Nicholas Barber is right to air significant objections to loaded inventions in Edward Berger’s remake of All Quiet on the Western Front (Germans are right to be incensed by All Quiet on the Western Front, 27 February).
Erich Maria Remarque was invalided out of the army in 1917, but used his experiences to portray the life of a young soldier throughout the war, up to its end, when he portrayed the German army as retreating. Berger’s remake, however, goes out of its way to emphasise that the German army was holding the same lines of four years previously and, in case we hadn’t noticed it, tells us the same in a closing caption.
There were doubtless places where this held true, but it does not reflect the general military situation in the autumn of 1918, when the German army retreated from much occupied territory.

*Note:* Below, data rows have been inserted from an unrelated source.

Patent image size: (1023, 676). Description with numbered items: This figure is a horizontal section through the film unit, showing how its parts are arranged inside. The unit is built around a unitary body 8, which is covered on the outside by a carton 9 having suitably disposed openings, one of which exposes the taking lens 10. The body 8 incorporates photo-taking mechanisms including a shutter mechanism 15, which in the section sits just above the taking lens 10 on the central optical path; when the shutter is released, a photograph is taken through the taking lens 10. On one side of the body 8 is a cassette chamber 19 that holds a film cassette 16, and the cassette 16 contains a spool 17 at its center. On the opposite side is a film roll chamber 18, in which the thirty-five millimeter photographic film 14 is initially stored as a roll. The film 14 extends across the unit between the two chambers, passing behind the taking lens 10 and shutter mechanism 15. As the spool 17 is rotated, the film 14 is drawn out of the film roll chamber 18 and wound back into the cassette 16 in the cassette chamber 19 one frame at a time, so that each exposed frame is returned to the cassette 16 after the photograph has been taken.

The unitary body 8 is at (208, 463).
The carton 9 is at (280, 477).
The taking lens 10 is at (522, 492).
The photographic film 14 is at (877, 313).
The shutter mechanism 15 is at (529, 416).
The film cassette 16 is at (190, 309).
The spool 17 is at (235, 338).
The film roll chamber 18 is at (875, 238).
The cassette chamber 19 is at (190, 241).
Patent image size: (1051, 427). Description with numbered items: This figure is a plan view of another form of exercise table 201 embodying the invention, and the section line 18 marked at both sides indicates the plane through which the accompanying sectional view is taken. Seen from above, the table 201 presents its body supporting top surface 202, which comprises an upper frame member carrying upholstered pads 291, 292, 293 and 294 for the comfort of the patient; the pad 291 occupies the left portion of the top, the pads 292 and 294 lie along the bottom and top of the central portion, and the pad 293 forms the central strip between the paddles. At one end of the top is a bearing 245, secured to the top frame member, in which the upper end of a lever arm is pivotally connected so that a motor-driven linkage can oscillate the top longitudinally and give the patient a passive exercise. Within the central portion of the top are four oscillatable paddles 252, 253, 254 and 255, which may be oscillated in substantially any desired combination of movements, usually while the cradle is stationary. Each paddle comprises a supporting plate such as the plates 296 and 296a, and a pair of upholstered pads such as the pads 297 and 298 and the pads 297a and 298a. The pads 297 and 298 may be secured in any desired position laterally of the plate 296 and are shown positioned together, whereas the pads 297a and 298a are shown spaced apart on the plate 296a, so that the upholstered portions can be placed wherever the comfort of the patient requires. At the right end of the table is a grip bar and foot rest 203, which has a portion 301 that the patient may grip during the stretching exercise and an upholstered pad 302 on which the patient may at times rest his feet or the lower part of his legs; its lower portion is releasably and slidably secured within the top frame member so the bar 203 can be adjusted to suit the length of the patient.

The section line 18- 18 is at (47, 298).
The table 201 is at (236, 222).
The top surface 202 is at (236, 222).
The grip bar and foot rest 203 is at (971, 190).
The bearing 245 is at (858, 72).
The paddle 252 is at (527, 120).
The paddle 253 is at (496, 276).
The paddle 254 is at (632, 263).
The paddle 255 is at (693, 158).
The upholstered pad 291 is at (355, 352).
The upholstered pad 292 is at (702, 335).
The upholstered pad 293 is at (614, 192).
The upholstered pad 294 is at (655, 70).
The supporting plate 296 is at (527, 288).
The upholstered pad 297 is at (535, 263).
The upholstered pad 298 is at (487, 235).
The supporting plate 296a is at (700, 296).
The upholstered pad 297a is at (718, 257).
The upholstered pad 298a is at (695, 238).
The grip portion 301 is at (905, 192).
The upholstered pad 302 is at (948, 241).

Few in Britain or Ireland would have needed reminding in 1928 – or in 1930 when the Hollywood version was released – that British troops had liberated the city of Lille in France.
Alas, in this country we have favoured monuments to much more questionable colonial victories, and so remembrance is left to fictional creations.
This film, as Barber observes, sets up the “stab-in-the-back [by civilians] myth” in a way that would have delighted the National Socialists, and would have appalled Remarque, who had to flee the Nazis.
Roger Macy
London
• Nicholas Barber has provided a valid critique of Edward Berger’s recent film adaptation of All Quiet on the Western Front. One other key omission in the film was Paul Bäumer’s return home, and the alienation he felt when confronted by a total lack of insight by civilians into the realities of trench warfare.
Lewis Milestone’s 1930 film version went one step further, depicting a speechless Paul in front of a class of eager youngsters when encouraged by his old teacher to describe daring action in the trenches. The remake added nothing to the novel or the original cinematic version.